There were the bronze cliffs, high and deep as the basalt cliffs of Fingals Cave, but on the floating island where Aeolus lives in peace and plenty in the bosom of his extended family. I explained how The Odyssey came to life for me in the rugged translation of Robert Fagles. It could well be that episodes began as spoken stories before they were formed into the ringing language of Homer. So we were simply returning to that.

Then we imagined the bronze pillars which support the island of the women somewhere out to the west of Ireland. The line of thought reminds me of another island you can only find sometimes, the one in Orkney which appears out of haar. It hosts the summer home of a daughter, lost to the sea but who has made a good living for herself and her child, with her tall Finman. Even though he’s a bit short of words and his fingers are nearly joined in a web.
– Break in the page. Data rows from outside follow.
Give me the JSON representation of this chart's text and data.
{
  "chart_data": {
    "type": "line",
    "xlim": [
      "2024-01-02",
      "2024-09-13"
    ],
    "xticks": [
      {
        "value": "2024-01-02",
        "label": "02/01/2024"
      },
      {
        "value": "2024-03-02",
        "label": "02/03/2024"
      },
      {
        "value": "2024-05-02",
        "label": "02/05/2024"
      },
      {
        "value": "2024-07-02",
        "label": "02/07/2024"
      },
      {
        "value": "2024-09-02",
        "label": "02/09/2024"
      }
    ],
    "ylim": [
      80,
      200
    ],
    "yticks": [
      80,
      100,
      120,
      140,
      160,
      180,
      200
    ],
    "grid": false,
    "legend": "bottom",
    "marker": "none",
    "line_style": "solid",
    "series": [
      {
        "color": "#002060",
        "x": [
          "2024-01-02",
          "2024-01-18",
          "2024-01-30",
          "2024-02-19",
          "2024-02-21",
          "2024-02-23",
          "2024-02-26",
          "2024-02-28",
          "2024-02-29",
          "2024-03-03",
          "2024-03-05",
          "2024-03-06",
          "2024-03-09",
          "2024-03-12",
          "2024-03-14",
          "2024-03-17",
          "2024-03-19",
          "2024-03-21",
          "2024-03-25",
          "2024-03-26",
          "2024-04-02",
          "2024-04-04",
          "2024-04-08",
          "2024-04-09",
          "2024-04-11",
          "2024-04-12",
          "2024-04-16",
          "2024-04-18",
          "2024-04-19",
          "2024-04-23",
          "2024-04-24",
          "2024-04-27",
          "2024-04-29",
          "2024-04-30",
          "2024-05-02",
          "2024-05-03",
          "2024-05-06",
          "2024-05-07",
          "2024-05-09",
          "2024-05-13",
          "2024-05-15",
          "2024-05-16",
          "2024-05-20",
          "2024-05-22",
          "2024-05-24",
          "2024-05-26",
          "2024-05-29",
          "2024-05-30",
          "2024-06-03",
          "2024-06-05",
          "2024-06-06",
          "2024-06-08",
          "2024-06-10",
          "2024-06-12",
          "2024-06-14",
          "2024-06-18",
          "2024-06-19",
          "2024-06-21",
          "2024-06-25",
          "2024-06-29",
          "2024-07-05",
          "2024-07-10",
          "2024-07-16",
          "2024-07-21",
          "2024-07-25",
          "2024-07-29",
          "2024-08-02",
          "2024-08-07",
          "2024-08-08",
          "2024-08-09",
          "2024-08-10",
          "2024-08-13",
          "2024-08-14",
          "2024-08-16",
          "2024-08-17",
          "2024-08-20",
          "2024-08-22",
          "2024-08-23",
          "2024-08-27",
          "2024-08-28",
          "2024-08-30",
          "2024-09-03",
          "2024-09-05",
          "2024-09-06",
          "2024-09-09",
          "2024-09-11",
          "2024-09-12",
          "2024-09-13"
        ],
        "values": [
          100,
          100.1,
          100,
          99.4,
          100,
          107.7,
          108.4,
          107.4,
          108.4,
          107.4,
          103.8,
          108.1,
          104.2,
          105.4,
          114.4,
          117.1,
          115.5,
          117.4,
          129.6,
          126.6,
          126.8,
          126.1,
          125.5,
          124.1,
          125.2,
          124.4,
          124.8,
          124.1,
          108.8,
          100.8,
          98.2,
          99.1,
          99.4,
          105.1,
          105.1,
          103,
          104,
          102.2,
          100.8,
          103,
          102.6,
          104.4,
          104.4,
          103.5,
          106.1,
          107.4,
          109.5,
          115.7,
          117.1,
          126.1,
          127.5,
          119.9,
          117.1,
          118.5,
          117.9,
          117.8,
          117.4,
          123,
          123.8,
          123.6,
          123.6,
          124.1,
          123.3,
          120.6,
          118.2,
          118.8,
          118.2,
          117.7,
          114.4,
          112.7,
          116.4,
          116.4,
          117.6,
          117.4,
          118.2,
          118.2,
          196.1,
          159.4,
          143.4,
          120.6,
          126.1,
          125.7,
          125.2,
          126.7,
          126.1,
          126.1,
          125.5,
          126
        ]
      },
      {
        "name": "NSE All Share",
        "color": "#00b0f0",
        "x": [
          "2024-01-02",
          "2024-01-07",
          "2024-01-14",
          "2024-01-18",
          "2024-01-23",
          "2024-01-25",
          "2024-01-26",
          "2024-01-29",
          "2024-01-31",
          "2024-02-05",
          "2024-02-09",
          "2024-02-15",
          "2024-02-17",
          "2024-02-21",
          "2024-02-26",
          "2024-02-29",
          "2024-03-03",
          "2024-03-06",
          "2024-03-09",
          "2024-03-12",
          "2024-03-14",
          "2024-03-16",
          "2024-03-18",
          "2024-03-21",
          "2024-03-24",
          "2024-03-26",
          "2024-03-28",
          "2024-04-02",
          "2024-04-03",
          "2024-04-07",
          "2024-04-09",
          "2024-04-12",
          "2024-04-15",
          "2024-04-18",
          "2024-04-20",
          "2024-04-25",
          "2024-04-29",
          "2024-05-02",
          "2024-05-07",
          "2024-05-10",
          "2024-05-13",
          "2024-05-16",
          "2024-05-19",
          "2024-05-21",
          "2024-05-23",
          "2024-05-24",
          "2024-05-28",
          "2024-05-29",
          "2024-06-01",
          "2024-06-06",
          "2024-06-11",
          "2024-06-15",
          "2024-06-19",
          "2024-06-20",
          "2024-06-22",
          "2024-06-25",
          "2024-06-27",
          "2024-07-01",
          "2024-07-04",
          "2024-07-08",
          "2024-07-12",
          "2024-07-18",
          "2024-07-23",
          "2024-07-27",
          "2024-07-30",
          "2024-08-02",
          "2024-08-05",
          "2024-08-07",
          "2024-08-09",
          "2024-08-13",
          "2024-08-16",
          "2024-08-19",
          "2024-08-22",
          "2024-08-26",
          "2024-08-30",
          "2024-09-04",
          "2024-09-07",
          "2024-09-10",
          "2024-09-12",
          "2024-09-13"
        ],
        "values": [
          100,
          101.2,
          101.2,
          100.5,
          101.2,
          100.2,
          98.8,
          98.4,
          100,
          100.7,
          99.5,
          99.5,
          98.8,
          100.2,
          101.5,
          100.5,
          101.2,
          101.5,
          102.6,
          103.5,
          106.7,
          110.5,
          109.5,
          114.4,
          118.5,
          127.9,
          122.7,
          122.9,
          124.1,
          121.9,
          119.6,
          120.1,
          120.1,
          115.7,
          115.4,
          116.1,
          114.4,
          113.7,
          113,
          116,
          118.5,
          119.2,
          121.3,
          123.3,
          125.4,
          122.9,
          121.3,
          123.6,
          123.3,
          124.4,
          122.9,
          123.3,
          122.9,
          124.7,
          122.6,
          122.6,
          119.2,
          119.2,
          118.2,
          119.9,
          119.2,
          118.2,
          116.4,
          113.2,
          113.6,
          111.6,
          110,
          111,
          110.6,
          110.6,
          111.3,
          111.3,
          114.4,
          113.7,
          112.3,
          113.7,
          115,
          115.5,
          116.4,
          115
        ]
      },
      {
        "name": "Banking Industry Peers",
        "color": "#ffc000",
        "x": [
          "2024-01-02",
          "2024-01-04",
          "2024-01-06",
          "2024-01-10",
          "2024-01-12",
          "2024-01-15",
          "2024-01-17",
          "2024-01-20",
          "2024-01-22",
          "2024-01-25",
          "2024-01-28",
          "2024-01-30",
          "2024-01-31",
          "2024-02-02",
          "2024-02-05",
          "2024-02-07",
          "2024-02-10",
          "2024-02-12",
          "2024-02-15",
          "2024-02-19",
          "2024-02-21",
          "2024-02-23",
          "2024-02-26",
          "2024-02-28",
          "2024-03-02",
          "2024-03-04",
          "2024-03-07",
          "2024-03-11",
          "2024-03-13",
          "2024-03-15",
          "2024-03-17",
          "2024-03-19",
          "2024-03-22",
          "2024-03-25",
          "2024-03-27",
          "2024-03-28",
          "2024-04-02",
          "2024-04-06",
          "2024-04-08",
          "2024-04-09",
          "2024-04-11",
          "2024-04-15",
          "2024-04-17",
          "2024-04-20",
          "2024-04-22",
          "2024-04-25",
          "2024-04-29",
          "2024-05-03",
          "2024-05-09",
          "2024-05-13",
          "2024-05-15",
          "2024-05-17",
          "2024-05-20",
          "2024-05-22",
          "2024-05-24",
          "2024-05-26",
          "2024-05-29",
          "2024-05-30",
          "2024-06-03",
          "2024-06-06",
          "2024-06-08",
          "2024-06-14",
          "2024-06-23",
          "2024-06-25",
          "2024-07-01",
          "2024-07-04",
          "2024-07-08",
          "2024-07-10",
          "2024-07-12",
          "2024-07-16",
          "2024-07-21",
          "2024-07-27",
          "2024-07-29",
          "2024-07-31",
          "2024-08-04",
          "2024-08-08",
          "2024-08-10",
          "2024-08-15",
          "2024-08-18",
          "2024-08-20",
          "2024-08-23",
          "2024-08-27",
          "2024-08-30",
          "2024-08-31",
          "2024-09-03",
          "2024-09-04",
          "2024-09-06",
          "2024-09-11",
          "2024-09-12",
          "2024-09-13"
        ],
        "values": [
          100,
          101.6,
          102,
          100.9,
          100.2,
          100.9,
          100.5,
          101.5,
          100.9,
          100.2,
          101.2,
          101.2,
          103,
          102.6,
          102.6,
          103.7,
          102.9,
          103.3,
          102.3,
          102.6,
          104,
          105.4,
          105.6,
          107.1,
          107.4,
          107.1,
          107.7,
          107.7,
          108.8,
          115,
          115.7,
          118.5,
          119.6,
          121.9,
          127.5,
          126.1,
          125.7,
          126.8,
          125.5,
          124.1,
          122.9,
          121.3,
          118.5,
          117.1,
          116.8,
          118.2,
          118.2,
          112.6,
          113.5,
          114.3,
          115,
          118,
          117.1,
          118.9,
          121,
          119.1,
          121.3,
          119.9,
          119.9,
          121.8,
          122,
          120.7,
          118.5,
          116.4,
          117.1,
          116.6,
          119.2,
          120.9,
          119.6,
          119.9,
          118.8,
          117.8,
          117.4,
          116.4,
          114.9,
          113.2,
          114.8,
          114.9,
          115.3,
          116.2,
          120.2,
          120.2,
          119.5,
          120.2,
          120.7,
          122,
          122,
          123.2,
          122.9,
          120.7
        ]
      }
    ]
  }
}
We looked under the water, the way the widespan sonar equipment does, aboard the research-vessel the class had visited just before coming back for the stories. I told the North Uist version of the selkie story. It’s inevitable that the seal-wife will find her skin again and that her nature will make it impossible to stay on land afterwards. So she leaves her children and dives down out of our normal sight.

Departing Oban (© Ian Stephen)

Then I had a request. The girl-guides in the class had been along to an Tobar the night before. They had heard me tell the strange Irish story of the hook, the knife and the axe. It shares the imagery of three huge waves, with many other stories, from Brittany to Iceland. But it’s not only meteorological conditions meeting geological ones. Water forced, under pressure to swell its way through gaps or over bulges in the sea-bed.

If this story is also a lie – and it is seriously weird in places – then it had enough resonance for these young people to want to hear it again.

I think now there’s a lot of truth in this tale and in the selkie story and in the geography of floating or lost islands. The reason we’re drawn into these impossible stories is because the characters in them ring true – the way they behave – even if they are half seal and half human. You wouldn’t be moved by the ending if you didn’t recognize something in the seal-wife who has to return to her home environment. Her first home. And she does leave the best of fish on the rocks for her children.

This visit to Mull had the purpose of linking with the visit of the research ship as part of Oban’s Festival of the Sea. Dr John Howe gave a passionate talk on seabed mapping accompanied by a spectacular 3d imaging show. I hope the stories took us to equally scientific scrutiny of our relationship with the sea. But the science is human psychology.